Mariano Rajoy y Soraya Sáenz de Santamaría han sido los primeros en comparecer y, a preguntas del fiscal, han sido muy claros en afirmar que el 20 de septiembre lo que los ciudadanos vimos por televisión no fue un montaje. Hubo violencia: se destrozaron vehículos policiales, se rodeó con ánimo intimidatorio la sede de la consejería donde estaba actuando una comitiva judicial, y se obligó a un miembro de esta a huir por una azotea. Estos hechos -declaró el miércoles la exvicepresidenta- causaron una honda preocupación al Gobierno que tomó entonces la decisión de enviar a Cataluña refuerzos de las Fuerzas de Seguridad para hacer frente a un movimiento cuya naturaleza insurreccional no podía ser minusvalorada.
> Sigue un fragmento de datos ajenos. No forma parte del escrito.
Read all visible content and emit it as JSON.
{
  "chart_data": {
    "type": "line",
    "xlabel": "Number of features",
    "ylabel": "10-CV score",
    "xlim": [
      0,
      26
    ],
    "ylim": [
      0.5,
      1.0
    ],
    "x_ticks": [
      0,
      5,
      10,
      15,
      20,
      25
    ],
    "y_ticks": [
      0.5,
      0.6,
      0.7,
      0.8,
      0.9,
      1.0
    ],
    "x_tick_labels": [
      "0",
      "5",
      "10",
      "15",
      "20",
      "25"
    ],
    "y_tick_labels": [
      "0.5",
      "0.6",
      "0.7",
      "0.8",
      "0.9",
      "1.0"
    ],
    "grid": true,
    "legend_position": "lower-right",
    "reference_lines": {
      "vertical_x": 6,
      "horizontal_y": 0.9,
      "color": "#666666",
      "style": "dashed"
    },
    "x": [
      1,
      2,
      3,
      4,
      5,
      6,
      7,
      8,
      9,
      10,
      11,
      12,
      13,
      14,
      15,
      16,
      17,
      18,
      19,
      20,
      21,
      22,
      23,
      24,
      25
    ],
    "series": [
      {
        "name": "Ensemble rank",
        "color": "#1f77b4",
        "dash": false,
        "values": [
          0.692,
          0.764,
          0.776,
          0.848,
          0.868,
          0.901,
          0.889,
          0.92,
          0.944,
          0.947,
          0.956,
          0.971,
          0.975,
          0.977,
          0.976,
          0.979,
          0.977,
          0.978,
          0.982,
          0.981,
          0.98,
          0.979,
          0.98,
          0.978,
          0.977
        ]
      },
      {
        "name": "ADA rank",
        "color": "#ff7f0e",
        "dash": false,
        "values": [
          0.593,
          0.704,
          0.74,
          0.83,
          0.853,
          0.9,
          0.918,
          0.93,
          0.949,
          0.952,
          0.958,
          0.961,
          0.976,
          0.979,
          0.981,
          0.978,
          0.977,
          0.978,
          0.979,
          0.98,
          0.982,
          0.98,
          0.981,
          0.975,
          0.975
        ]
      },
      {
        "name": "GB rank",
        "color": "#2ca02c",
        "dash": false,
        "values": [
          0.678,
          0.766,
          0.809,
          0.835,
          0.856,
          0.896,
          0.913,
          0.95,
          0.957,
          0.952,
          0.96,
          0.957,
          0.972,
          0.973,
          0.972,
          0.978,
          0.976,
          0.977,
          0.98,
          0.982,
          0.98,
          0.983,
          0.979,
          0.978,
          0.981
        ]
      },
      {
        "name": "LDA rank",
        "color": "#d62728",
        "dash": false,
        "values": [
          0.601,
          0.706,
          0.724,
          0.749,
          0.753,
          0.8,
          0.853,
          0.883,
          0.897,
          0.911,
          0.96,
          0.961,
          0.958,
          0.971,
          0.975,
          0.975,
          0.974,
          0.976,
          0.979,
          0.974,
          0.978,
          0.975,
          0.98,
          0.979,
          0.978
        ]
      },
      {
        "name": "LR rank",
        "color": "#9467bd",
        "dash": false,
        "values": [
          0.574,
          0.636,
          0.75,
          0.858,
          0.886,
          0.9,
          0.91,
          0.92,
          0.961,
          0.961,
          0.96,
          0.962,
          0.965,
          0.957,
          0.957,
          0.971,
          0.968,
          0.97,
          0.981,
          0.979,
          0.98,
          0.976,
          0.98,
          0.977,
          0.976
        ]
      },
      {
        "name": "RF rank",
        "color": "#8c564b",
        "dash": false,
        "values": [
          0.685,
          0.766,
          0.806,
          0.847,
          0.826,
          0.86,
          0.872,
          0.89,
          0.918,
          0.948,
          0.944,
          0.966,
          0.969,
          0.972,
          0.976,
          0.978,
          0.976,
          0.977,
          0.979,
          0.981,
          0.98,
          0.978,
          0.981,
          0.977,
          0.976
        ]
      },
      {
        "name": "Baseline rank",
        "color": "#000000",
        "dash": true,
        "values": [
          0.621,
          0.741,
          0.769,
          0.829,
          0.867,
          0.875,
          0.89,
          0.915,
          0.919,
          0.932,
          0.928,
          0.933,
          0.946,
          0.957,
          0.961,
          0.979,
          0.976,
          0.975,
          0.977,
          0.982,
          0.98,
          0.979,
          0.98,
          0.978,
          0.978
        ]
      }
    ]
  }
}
Los testimonios de Rajoy y Sáenz de Santamaría -insisto, obligados a decir la verdad- como otros muchos que vendrán después desmienten por completo el pacifismo declarado por los acusados.
Otro elemento clave en este juicio es determinar si la declaración de independencia y la derogación de la Constitución fue algo simbólico -como sostienen los acusados- o, por el contrario, fue real. La exvicepresidenta fue contundente: si hubiera sido simbólico no habrían recurrido al artículo 155 de la Constitución.
La hora de los testigos es la hora de la verdad. El tribunal ha sido en extremo generoso a la hora de aceptar la comparecencia de un elevadísimo número de testigos. Con ello se evita, de raíz, que pueda prosperar un recurso ante el Tribunal Europeo de Derechos Humanos que alegara indefensión por la negativa a practicar pruebas pertinentes. Esto pone de manifiesto una vez más el garantismo del proceso. La retransmisión del juicio lejos de convertir este en un espectáculo, sirve así para mostrar a la opinión pública nacional e internacional el funcionamiento impecable y ejemplar de nuestro Estado de Derecho. La presencia de una acusación popular ejercida por una fuerza política extremista es la única nota discordante.